Like many of the Haus of Vovo’s exhibitions, the latest show, Holding Pattern, is colourful and eye-catching from the street – a signature of the gallery’s director and exhibition curator, Tricky Walsh.
Opening in January 2021 as a new addition to Tasmania’s cultural scene, Haus of Vovo is one of two new galleries in the small town of New Norfolk, half an hour’s drive north of Hobart. While the artworks in themselves are highly textured and colourful, it’s the striking yellow walls and painted gallery floors that pull the show together. The floors feature geometric patterning that gives the strange illusion of depth.

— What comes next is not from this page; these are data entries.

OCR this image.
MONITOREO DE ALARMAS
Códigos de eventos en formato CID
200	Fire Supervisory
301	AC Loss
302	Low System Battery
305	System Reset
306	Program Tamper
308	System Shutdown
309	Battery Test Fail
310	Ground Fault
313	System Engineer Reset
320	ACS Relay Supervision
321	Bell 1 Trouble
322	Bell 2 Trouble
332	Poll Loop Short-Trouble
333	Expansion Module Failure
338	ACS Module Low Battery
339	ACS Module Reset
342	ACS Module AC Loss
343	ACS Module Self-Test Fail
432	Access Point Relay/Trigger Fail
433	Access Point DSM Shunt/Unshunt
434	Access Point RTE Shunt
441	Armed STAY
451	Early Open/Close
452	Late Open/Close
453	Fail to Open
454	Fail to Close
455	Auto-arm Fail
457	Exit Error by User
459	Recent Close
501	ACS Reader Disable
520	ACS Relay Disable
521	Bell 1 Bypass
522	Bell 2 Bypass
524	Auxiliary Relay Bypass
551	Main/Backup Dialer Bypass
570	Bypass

During this reviewer’s visit, a little girl pulled an adult to a stop outside the gallery, pointing at Troy Emery’s fantastical Spectral Kitten (2023), made up of clusters of colourful polyester pom-poms, and his slickly long-haired Pink Bellied Albino Quoll (2023). The girl’s eyes tracked to the tessellated floor and then the luminescent glass door. In this country town, Haus of Vovo stands out as a windowfront impossible to ignore.
The exhibition’s title is suggestive of something stuck in time, and yet there’s nothing staid about the mostly textile and fibre-work artworks that make up this show. From Elijah Money’s explicit fabric print, to Genevieve Griffiths’ architecture-inspired weavings, Jazz Money’s poetic text on basket-making and Kait James’ political embroideries, the works in Holding Pattern celebrate the sensuality and physicality of textiles while rejecting conservative associations.
James’ Tick Tock, We Won’t Stop (2023) repurposes Aboriginalia. The Wadawurrung artist has embroidered a 1984 “Aboriginal Art” tea towel decorated with Aboriginal art and motifs, obscuring the calendar print with a bold pink “It’s time” and adding fluorescent thread to the otherwise conservatively-toned memorial poles. James’ other work, Language Has Been Murdered (2021), features a pink-faced Senator Pauline Hanson embroidered over a similar “Aboriginal Art” calendar tea towel from 1978. A cartoon-like speech bubble include’s the senator’s famous divisive words “I’m Indigenous, I was born here”.
James’ additions enhance the kitschness of these once souvenir items, playing up the association between textiles and storytelling. They also draw attention to the damning disconnection between the somewhat romanticised motifs and depictions of Aboriginal culture, and the way in which Aboriginal people are treated.
Nicole O’Loughlin’s series of embroidered watercolours also combines contemporary symbols with more traditional motifs. Over decoratively painted foliage in the shape of lancet windows, O’Loughlin has delicately embroidered pieces of garbage. The brand names are immediately recognisable to a Tasmanian audience: McDonald’s fries spill from their red paper container into a mosaic of leaves, a Chiko Roll paper is snagged on a gumtree, and a Boag’s Draught can rests lightly on some pale leaves. An accompanying embroidery, Expulsion from the Garden (2021), depicts a naked couple, eyes-down as they shamefully walk through foliage, a soft drink container in hand. At odds with the ugliness of littering, the works are strikingly beautiful.
The tactile nature of fabric means that the temptation to touch textile artworks is always present. O’Loughlin’s embroidered doormat featuring the face of former Prime Minister, Scott Morrison, plays on the tension between the unwritten gallery rule of not touching the art, while highlighting the ubiquitous role of textiles in our everyday life. To enter the gallery, all visitors are forced to step on this hand-embroidered work, undermining authority in more ways than one.
It’s rare to see multigenerational family collaborations in contemporary art galleries, but given the familial tradition of handing down craft knowledge from generation to generation, it seems only appropriate that an exhibition celebrating fibre-work includes multiple mother-daughter collaborations. Jess Johnson and Cynthia Johnson’s Softmax (2023) quilt with its futuristic print is hung from a bar held by fierce pink claws, their sharpness at odds with the softness of the quilt.
Credited as Las Hermanas Iglesias (translated as “the sisters Iglesias”) and Bodhild Iglesias, the collaboration between sisters Janelle and Lisa, and their mother Bodhild, likewise draws attention to the effect of hanging textiles. Pinned to the wall, the knitted acrylic and wool blankets hang limply in the centre, billowing out in response to the stretch of surrounding fibres. It’s unclear as to whether the accompanying paintings, which echo the map-like patterning of the blankets, are the inspiration for or response to the knitted versions. The title, Mirror Mirror (2023), suggests this puzzle is deliberate.
The works in Holding Pattern celebrate texture and pattern, exploiting the cultural connotations of textile work knowingly and strategically. There’s an undercurrent of humour that threads through the exhibition, with many of the works unapologetically kitsch, and others proudly subversive. The resulting show is original and entertaining, and well worth the trip to New Norfolk.
Holding Pattern is on view at Haus of Vovo, New Norfolk, Tasmania from 19 August to 17 September; free.